In September last year, representatives of network Personal Touch Financial Services saw their member fee rise, in a move that director David Carrington blamed on the liability for mortgage brokers to pay for life and pension costs, due to its inclusion of protection insurance.
In his letter, Bailey said the FCA was considering merging certain funding classes or making more extensive use of the FSCS credit facility, to help smooth the fee paid by firms. Credit facilities give the option for firms to spread the costs of the levy. As part of this, the FCA will also look at the role and responsibilities of product providers in the way that their products are distributed.
Risk-based levies could also be introduced based on certain products or services, a firm’s capital reserves or complaints reported. In addition, plans for FSCS compensation limits could see limits increased on certain areas, particularly relating to pension accumulation or decumulation outside of traditional life insurance products.

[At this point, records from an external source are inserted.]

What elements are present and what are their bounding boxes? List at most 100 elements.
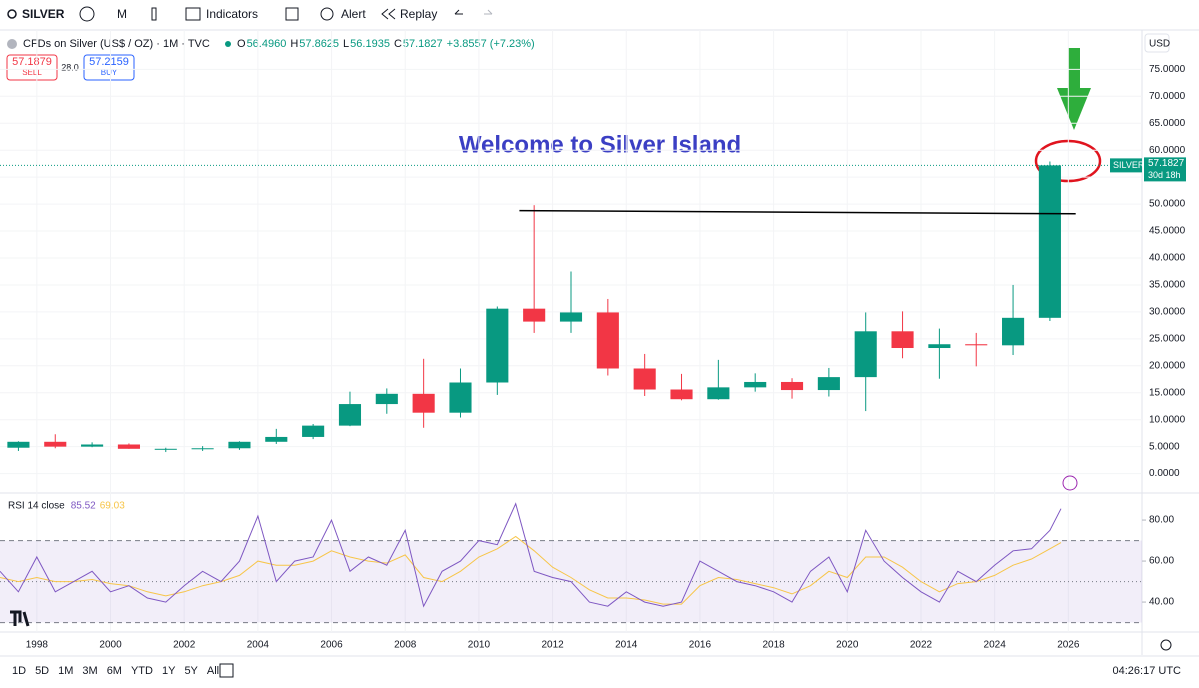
candle-body — [670, 389, 693, 400]
add-symbol[interactable] — [79, 6, 95, 22]
indicators-button[interactable]: Indicators — [206, 7, 258, 21]
legend-title: CFDs on Silver (US$ / OZ) · 1M · TVC — [23, 38, 210, 50]
clock: 04:26:17 UTC — [1113, 665, 1182, 677]
ohlc-value: 57.8625 — [299, 38, 339, 50]
currency[interactable]: USD — [1149, 39, 1170, 50]
x-tick-label: 1998 — [26, 640, 49, 651]
x-tick-label: 2008 — [394, 640, 417, 651]
plot: 1998 2000 2002 2004 2006 2008 2010 2012 2014 2016… — [0, 30, 1186, 651]
buy-button[interactable] — [83, 54, 135, 81]
x-tick-label: 2012 — [541, 640, 564, 651]
candle-body — [891, 331, 914, 349]
candle-body — [744, 381, 767, 388]
change: +3.8557 (+7.23%) — [447, 38, 535, 50]
candle-body — [302, 425, 325, 437]
timeframe-button[interactable]: 6M — [107, 665, 122, 677]
x-tick-label: 2004 — [247, 640, 270, 651]
replay-icon[interactable] — [381, 8, 396, 20]
last-price-label: 57.1827 — [1148, 158, 1185, 169]
flash-icon[interactable] — [1062, 475, 1078, 491]
candle-body — [44, 441, 67, 447]
interval[interactable]: M — [117, 7, 127, 21]
sell-label[interactable]: SELL — [22, 68, 42, 77]
y-tick-label: 50.0000 — [1149, 199, 1186, 210]
timeframe-button[interactable]: 3M — [82, 665, 97, 677]
settings-icon[interactable] — [1160, 639, 1172, 651]
ohlc-key: H — [290, 38, 298, 50]
resistance-line — [519, 209, 1076, 215]
alert-icon[interactable] — [320, 7, 334, 21]
y-tick-label: 70.0000 — [1149, 91, 1186, 102]
redo[interactable] — [484, 9, 493, 15]
candle-body — [449, 382, 472, 413]
x-tick-label: 2006 — [320, 640, 343, 651]
ohlc-value: 56.1935 — [350, 38, 390, 50]
y-tick-label: 0.0000 — [1149, 468, 1180, 479]
rsi-tick-label: 80.00 — [1149, 515, 1174, 526]
ohlc-key: C — [394, 38, 402, 50]
rsi-tick-label: 60.00 — [1149, 556, 1174, 567]
y-tick-label: 40.0000 — [1149, 253, 1186, 264]
symbol-tag-bg — [1110, 158, 1142, 173]
toolbar: SILVER M Indicators Alert Replay — [0, 6, 1199, 31]
candle-body — [486, 308, 509, 383]
replay-button[interactable]: Replay — [400, 7, 437, 21]
y-tick-label: 75.0000 — [1149, 64, 1186, 75]
candle-body — [228, 441, 251, 449]
timeframe-button[interactable]: 1M — [58, 665, 73, 677]
x-tick-label: 2002 — [173, 640, 196, 651]
symbol-logo — [7, 39, 17, 49]
x-tick-label: 2024 — [984, 640, 1007, 651]
ohlc-key: L — [343, 38, 349, 50]
symbol-tag: SILVER — [1113, 160, 1145, 170]
candle-body — [338, 404, 362, 426]
candle-body — [633, 368, 656, 390]
candle-body — [412, 393, 435, 413]
x-tick-label: 2022 — [910, 640, 933, 651]
sell-price[interactable]: 57.1879 — [12, 56, 52, 68]
buy-label[interactable]: BUY — [101, 68, 118, 77]
x-tick-label: 2016 — [689, 640, 712, 651]
buy-price[interactable]: 57.2159 — [89, 56, 129, 68]
candle-body — [965, 344, 988, 346]
layouts-icon[interactable] — [285, 7, 299, 21]
candle-body — [559, 312, 583, 322]
search-icon[interactable] — [7, 9, 17, 19]
timeframe-button[interactable]: 5D — [35, 665, 49, 677]
candle-body — [854, 331, 877, 378]
indicators-icon[interactable] — [185, 7, 201, 21]
candle-body — [117, 444, 140, 449]
sell-button[interactable] — [6, 54, 58, 81]
candle-body — [1038, 165, 1061, 318]
legend: CFDs on Silver (US$ / OZ) · 1M · TVC O 56… — [6, 38, 535, 81]
ohlc-key: O — [237, 38, 246, 50]
date-range-icon[interactable] — [219, 663, 234, 678]
rsi-line — [0, 502, 1062, 608]
candle-body — [191, 448, 214, 450]
bottom-bar: 04:26:17 UTC 1D 5D 1M 3M 6M YTD 1Y 5Y All — [10, 475, 1182, 678]
candle-body — [817, 377, 840, 391]
y-tick-label: 5.0000 — [1149, 441, 1180, 452]
candle-body — [780, 381, 804, 391]
timeframe-button[interactable]: All — [207, 665, 219, 677]
candle-body — [596, 312, 619, 369]
rsi-tick-label: 40.00 — [1149, 597, 1174, 608]
timeframe-button[interactable]: 1D — [12, 665, 26, 677]
y-tick-label: 65.0000 — [1149, 118, 1186, 129]
candle-body — [81, 444, 104, 447]
chart-type-icon[interactable] — [151, 7, 157, 21]
timeframe-button[interactable]: YTD — [131, 665, 153, 677]
currency-box[interactable] — [1144, 33, 1170, 53]
alert-button[interactable]: Alert — [341, 7, 366, 21]
x-tick-label: 2026 — [1057, 640, 1080, 651]
y-tick-label: 60.0000 — [1149, 145, 1186, 156]
undo[interactable] — [454, 9, 463, 15]
timeframe-button[interactable]: 1Y — [162, 665, 176, 677]
x-tick-label: 2018 — [762, 640, 785, 651]
symbol[interactable]: SILVER — [22, 7, 65, 21]
timeframe-button[interactable]: 5Y — [184, 665, 198, 677]
candle-body — [265, 436, 288, 442]
candle-body — [707, 387, 730, 400]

Further to this, the FCA plans to introduce protection for some consumer credit activities and will decide whether a separate review of the professional indemnity insurance market is needed in determining its relationship between the market and how the FSCS operates.
Tyrie welcomed the announcement: “There has been talk of reviewing the FSCS levy since 2001, so this is not before time.
“I’m glad that the funding review is well underway, and that the scope of the review includes issues raised by the Committee, such as the unpredictable nature of the levy. It is likely that this will be raised when the Committee sees him [Bailey] next month.”